A single figure appeared in the doorway and walked toward the throne. As he advanced, the warriors fell to one knee before him, as they had not knelt to the queen. Lord Robert’s face darkened and his hand moved toward his sword. The chieftain was huge, a giant with sun-leathered skin and dark hair going gray, his braids twined with beads. His cape was made of feathers of every possible bird, of all possible colors. At the exact moment that the chieftain reached the dais, all noise stopped.

He gazed at the queen and went down on one knee. But he did not bow his head, and his gaze met hers with a proud vitality. He had the bluest eyes I had ever seen, as if pieces of sky had been beaded into his head. I couldn’t look away from that fierce blue, and for a long moment, neither could she. Whole rivers flowed between them.

Then he had risen and was saying something in his guttural language. A man stepped from behind the throne. I recognized him: the small, sour-faced man in black velvet that had come to the queen all those weeks ago. He was no less sour-faced now. He knelt, rose, and said, “Your Grace, Solek, son of Taryn, comes to your court, as agreed, to offer the services of his army, for the payment agreed.”

Queen Caroline said, “Tell him he is welcome to the court of The Queendom.”

The small man translated.

She continued, “Lord Solek is—”

“They do not use that title, Your Grace,” the small man said.

He had interrupted the queen. One never interrupted the queen. But she let it pass, her eyes still locked with the stranger’s. “He is in my queendom now, with the title I choose to give him. Tell him that I will have rooms prepared for him and his captains in the palace, but that I deeply regret we are unable to house his entire army.”

After the translation, the stranger gave a great shout of laughter, as startling in that formal room as a rampaging bear, followed by a short speech.

The translator said, “The Chieftain says that, of course, his men will camp beyond the island, and he with them.”

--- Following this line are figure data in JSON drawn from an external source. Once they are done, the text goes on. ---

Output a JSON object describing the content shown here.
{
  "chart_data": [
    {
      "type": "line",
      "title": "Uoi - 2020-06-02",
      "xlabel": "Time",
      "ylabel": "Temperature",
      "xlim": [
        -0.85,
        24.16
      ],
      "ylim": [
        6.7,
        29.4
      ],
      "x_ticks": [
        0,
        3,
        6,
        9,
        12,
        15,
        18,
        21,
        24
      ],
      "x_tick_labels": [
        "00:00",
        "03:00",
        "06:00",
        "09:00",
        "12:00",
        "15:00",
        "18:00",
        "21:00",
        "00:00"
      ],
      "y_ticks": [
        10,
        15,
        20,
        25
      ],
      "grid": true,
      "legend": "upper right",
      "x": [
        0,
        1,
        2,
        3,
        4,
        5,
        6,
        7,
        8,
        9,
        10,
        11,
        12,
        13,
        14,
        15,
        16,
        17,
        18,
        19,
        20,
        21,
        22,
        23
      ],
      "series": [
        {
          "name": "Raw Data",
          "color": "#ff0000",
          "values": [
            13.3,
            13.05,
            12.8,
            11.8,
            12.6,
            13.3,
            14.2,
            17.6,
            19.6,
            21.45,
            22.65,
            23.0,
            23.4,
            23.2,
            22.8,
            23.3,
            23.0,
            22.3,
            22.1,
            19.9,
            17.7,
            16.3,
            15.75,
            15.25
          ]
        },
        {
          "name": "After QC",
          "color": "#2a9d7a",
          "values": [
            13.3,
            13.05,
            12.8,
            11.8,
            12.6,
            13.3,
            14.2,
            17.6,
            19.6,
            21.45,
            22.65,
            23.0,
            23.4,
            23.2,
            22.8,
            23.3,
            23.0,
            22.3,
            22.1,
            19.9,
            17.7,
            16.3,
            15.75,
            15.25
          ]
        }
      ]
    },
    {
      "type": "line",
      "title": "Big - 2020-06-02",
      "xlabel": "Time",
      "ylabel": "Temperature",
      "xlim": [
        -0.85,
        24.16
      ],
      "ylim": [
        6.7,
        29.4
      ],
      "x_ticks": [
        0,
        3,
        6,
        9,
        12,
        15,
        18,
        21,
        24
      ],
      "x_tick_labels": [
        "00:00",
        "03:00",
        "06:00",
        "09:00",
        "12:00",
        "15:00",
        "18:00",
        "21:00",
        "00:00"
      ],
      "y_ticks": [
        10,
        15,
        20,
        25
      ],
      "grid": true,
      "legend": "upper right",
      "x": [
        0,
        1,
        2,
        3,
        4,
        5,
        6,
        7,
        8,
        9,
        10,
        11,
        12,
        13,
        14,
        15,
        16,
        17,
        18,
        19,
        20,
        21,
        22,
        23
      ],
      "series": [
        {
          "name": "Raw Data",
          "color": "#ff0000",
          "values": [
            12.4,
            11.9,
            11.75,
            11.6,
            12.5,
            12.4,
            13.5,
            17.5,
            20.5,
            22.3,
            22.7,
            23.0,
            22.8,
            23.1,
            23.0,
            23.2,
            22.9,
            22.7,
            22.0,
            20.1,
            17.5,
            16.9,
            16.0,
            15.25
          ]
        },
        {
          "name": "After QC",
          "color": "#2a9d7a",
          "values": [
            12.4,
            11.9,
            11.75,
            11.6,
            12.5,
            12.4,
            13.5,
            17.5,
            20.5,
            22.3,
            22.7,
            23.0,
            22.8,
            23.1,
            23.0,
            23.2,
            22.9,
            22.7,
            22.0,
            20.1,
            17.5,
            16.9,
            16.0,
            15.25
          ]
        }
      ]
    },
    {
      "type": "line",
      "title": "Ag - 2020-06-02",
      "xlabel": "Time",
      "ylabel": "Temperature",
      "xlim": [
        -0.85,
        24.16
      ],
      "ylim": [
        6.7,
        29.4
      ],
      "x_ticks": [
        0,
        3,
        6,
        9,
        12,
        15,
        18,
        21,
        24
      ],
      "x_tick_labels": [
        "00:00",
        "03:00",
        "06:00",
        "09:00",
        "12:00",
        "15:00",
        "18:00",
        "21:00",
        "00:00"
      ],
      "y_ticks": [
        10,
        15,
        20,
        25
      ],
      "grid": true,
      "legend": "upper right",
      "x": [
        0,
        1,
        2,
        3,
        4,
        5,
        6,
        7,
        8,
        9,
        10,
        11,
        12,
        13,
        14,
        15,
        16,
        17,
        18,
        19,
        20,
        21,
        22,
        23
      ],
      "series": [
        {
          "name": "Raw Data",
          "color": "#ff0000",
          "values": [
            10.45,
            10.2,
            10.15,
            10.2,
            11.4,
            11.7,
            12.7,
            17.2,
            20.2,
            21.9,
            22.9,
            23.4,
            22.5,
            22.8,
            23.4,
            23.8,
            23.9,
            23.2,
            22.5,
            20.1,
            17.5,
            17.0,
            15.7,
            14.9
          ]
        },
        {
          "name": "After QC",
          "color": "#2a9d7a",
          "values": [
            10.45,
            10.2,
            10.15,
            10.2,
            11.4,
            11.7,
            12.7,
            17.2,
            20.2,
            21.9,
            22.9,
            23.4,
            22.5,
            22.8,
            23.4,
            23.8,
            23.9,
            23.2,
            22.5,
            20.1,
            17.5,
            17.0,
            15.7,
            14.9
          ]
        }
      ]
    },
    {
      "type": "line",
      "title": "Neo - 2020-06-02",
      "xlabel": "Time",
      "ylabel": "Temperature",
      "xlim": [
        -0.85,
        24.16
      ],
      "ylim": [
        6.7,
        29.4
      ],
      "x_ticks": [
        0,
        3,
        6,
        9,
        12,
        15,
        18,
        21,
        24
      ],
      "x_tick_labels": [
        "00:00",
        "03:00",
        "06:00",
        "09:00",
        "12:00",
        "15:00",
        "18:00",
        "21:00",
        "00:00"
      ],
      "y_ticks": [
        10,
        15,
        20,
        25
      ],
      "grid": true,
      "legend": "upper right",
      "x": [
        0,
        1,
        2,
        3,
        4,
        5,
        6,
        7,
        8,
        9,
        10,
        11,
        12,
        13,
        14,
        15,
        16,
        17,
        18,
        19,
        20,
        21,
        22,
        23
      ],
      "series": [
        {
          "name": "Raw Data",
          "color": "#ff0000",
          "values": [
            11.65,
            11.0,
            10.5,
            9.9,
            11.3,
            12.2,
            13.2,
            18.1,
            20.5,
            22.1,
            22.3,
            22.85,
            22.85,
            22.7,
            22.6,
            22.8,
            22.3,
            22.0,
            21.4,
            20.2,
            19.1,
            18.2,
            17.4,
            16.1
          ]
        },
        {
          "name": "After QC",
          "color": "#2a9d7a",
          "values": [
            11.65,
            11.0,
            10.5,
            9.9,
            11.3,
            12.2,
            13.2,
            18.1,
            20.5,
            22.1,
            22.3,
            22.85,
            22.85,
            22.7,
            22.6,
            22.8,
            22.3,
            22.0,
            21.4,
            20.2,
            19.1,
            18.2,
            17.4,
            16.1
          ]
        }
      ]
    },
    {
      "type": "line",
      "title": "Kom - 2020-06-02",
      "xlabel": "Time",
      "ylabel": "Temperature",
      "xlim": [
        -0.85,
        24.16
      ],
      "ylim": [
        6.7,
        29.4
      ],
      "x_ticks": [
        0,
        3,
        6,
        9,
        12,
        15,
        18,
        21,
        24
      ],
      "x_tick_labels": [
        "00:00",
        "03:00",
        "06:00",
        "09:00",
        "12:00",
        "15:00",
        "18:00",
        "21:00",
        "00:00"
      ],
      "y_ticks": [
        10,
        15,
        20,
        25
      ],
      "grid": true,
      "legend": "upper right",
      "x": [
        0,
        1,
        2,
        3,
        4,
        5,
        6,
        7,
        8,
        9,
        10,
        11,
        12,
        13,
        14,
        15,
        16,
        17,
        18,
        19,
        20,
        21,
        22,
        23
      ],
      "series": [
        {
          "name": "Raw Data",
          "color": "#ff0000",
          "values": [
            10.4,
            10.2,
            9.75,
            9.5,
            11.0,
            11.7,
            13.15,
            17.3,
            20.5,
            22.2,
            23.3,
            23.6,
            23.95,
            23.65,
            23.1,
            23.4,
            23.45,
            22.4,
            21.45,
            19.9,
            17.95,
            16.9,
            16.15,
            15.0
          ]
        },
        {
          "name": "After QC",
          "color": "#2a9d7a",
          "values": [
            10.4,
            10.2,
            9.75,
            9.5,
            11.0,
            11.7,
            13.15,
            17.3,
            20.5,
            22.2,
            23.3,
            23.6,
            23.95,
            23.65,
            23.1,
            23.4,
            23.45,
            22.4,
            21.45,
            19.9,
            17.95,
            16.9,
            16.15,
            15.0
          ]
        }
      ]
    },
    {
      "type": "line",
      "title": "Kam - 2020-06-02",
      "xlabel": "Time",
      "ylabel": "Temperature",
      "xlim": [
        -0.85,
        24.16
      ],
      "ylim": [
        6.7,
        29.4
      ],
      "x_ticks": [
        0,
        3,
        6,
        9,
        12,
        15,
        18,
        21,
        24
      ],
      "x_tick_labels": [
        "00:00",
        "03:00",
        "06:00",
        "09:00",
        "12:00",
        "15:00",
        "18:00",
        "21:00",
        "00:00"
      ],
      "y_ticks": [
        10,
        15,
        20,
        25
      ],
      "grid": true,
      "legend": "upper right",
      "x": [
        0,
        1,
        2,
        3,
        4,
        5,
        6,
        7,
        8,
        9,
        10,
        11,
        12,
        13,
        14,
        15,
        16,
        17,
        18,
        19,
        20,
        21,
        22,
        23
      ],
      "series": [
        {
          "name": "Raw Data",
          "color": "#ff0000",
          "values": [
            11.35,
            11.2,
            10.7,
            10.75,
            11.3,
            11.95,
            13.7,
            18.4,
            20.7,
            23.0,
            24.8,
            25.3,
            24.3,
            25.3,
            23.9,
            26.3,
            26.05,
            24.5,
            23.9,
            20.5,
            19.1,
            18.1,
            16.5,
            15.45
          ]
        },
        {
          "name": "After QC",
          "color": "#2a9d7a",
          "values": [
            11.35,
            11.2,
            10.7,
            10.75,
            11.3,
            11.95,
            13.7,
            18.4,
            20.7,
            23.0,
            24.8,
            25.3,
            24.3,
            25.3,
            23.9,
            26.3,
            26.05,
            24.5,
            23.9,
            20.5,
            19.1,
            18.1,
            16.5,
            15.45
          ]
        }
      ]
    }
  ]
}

I thought of the villages that surrounded the island, each with its own neat cottages, its little green, its sheep and chickens and pretty girls. These savage warriors—so many of them! and perhaps even more outside—were the roughest-looking men I had ever seen. They scarcely looked like men at all, with their shaggy fur tunics, huge cudgels pounding like hoofs on the floor, feathered capes, and twig-topped helmets. And what were those metal sticks each man wore on his shoulder?

The queen said, her voice now lowered so that even I, closer than anyone except Lord Robert, had to strain to hear. “Eammons . . . is there a polite way to tell him that the village cottages—and the village women—are not available to his men?”